INOOK

Février 1993 à Octobre 2003

 » Mémoires de Loup « 

Arrivé en deuxième dans ma vie, Inook a d’abord connu la ville.
Il a passé sa première année dans un appartement parisien.
C’est en accompagnant un ami chez un éleveur que mon regard s’est posé sur lui :
un splendide rouquin aux yeux vairons.

L’éleveuse m’expliqua qu’il était déjà réservé pour une personne souhaitant faire uniquement de la reproduction avec des yeux bleus.
Mais quelque chose en moi m’a poussée à insister, incapable de me détacher de ce petit loup…
Féline l’avait déjà accepté, comme une évidence.Alors, après bien des échanges, l’éleveuse a fini par me le confier.

Inook est devenu le compagnon de Féline, et au fil du temps, il a rencontré le reste de la meute.
Il est aussi devenu le père de mes quelques loups. C’est un chien fier, digne, qui ne hurle pas, n’aboie presque jamais,
mais qui miaule d’une voix grave pendant les chaleurs ou quand il veut être près de moi.
Il comprend tout, ressent tout, et réagit immédiatement quand je lui murmure quelques mots à l’oreille.
Il n’est pas très démonstratif, ne fait pas souvent de léchouilles,
mais il aime venir se blottir, rester proche de moi, où que j’aille.

Inook n’a jamais été un grand chien de course — trop court, un peu lourd —mais sa démarche est magnifique :
il se déplace avec une élégance naturelle, la queue relevée, la tête haute. Il a été présenté à quelques expositions canines,
où il s’en est bien sorti,mais ni lui ni moi ne trouvions notre place dans ce milieu.
On a préféré les entraînements sportifs, la nature, les chemins.
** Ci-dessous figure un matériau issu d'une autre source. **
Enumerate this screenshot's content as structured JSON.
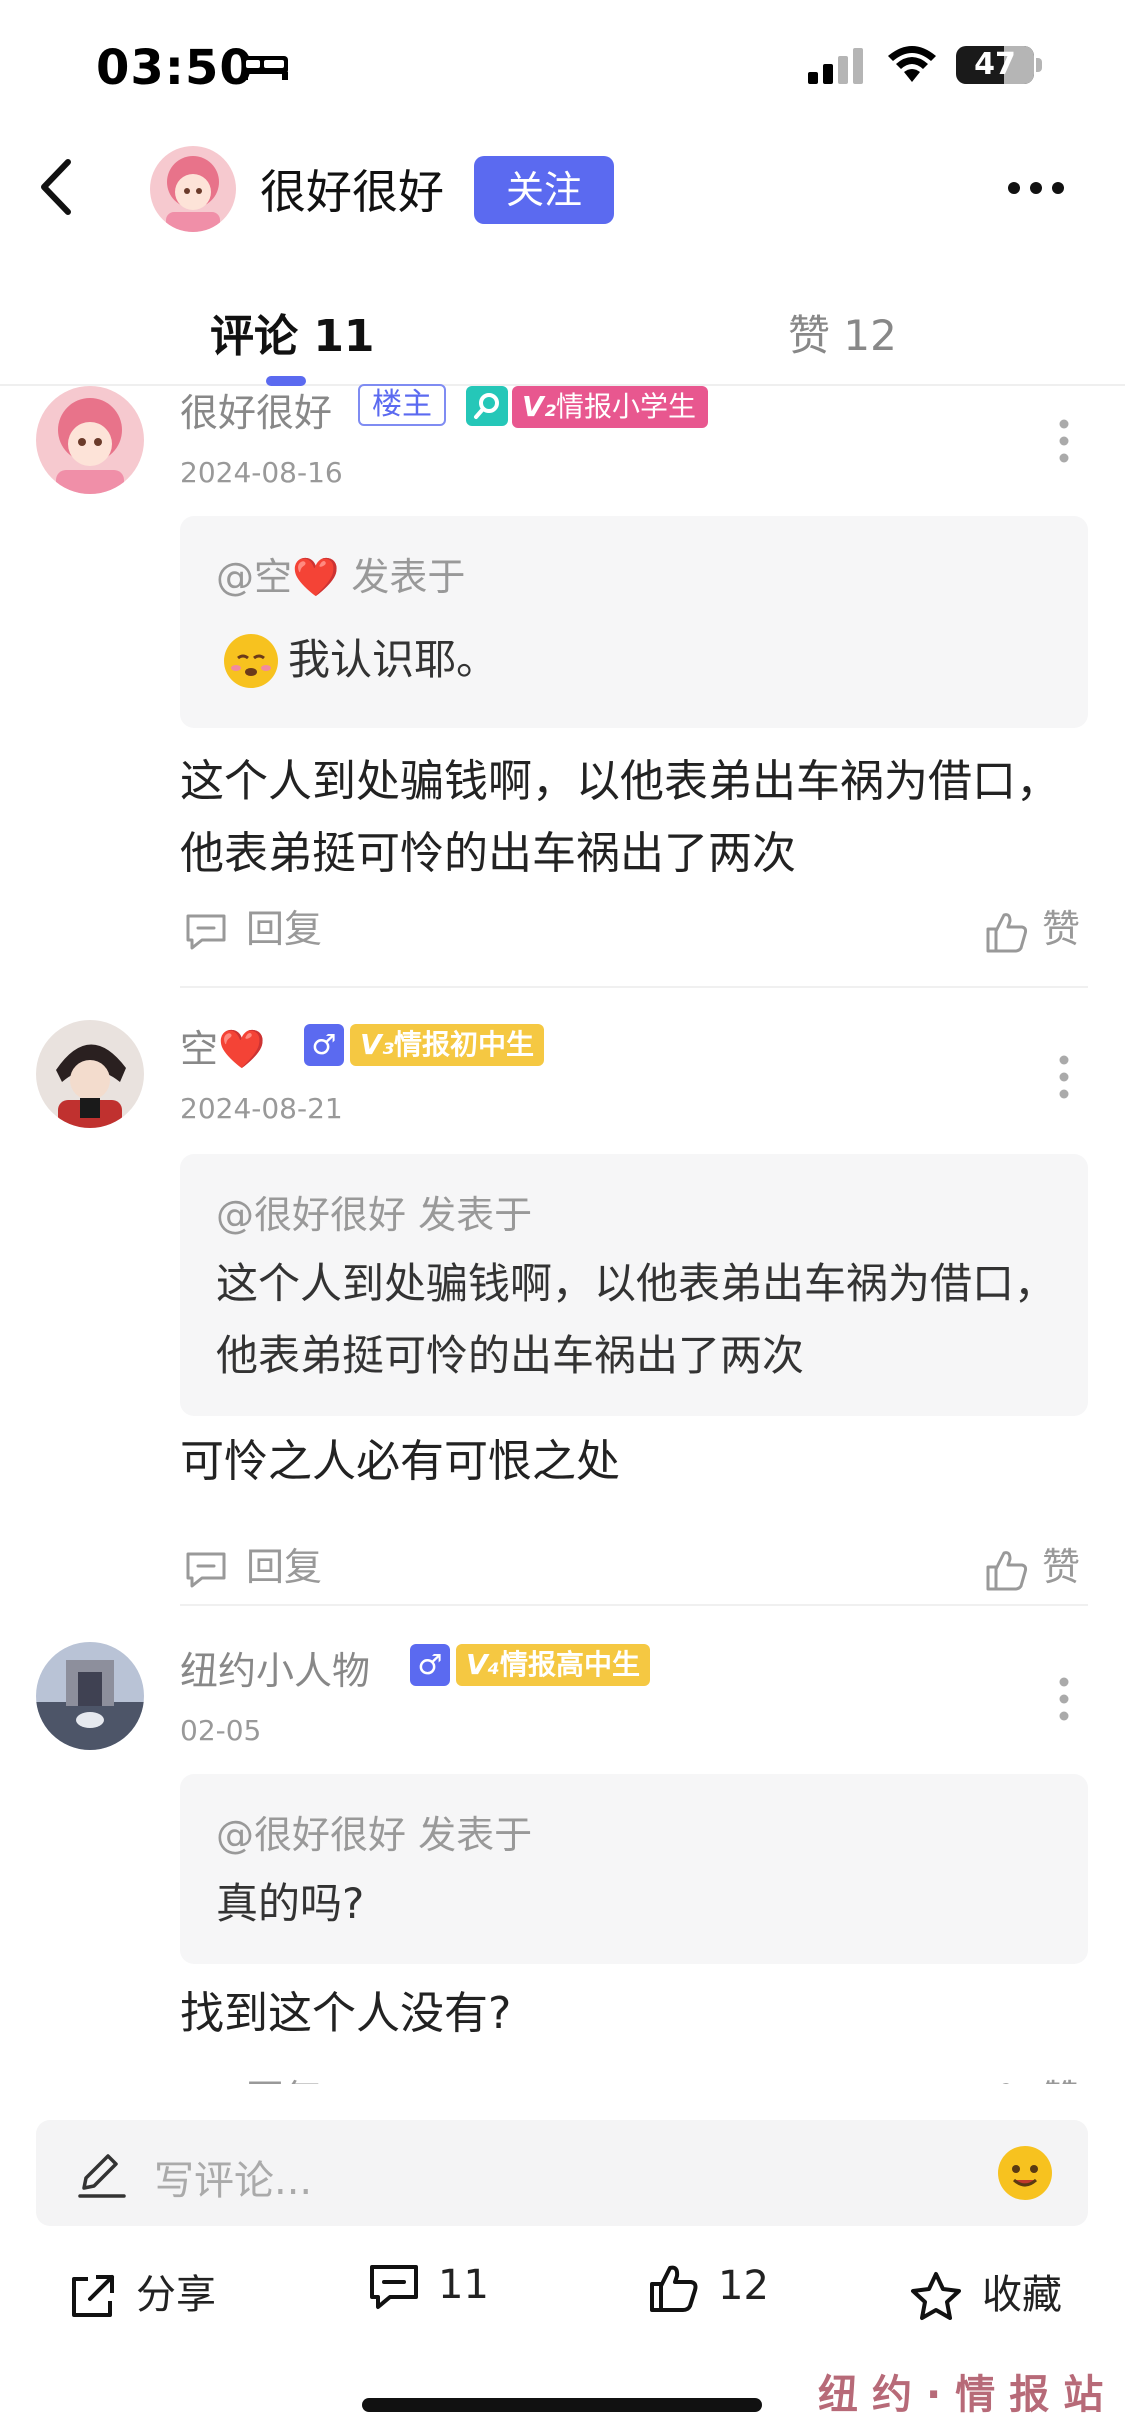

Avec Féline, il a été à l’origine d’un club parisien et de nos premières courses.
Il a commencé les balades en vélo, d’abord à un chien, puis à deux,
avant de courir en attelage — quatre, six, puis dix chiens sur terre.
Il manquait un peu de motivation jusqu’à l’arrivée de son fils Mytook,
qui s’est placé à ses côtés. Là, tout a changé.
Le père a repris sa place, a senti l’envie de courir,
et a donné le meilleur de lui-même.

Aujourd’hui encore, c’est un excellent chien de rando… et de canapé.
Il tient une place immense dans mon cœur. Depuis que Féline est partie,
il est à lui seul le lien vivant avec mes débuts, il y a douze ans.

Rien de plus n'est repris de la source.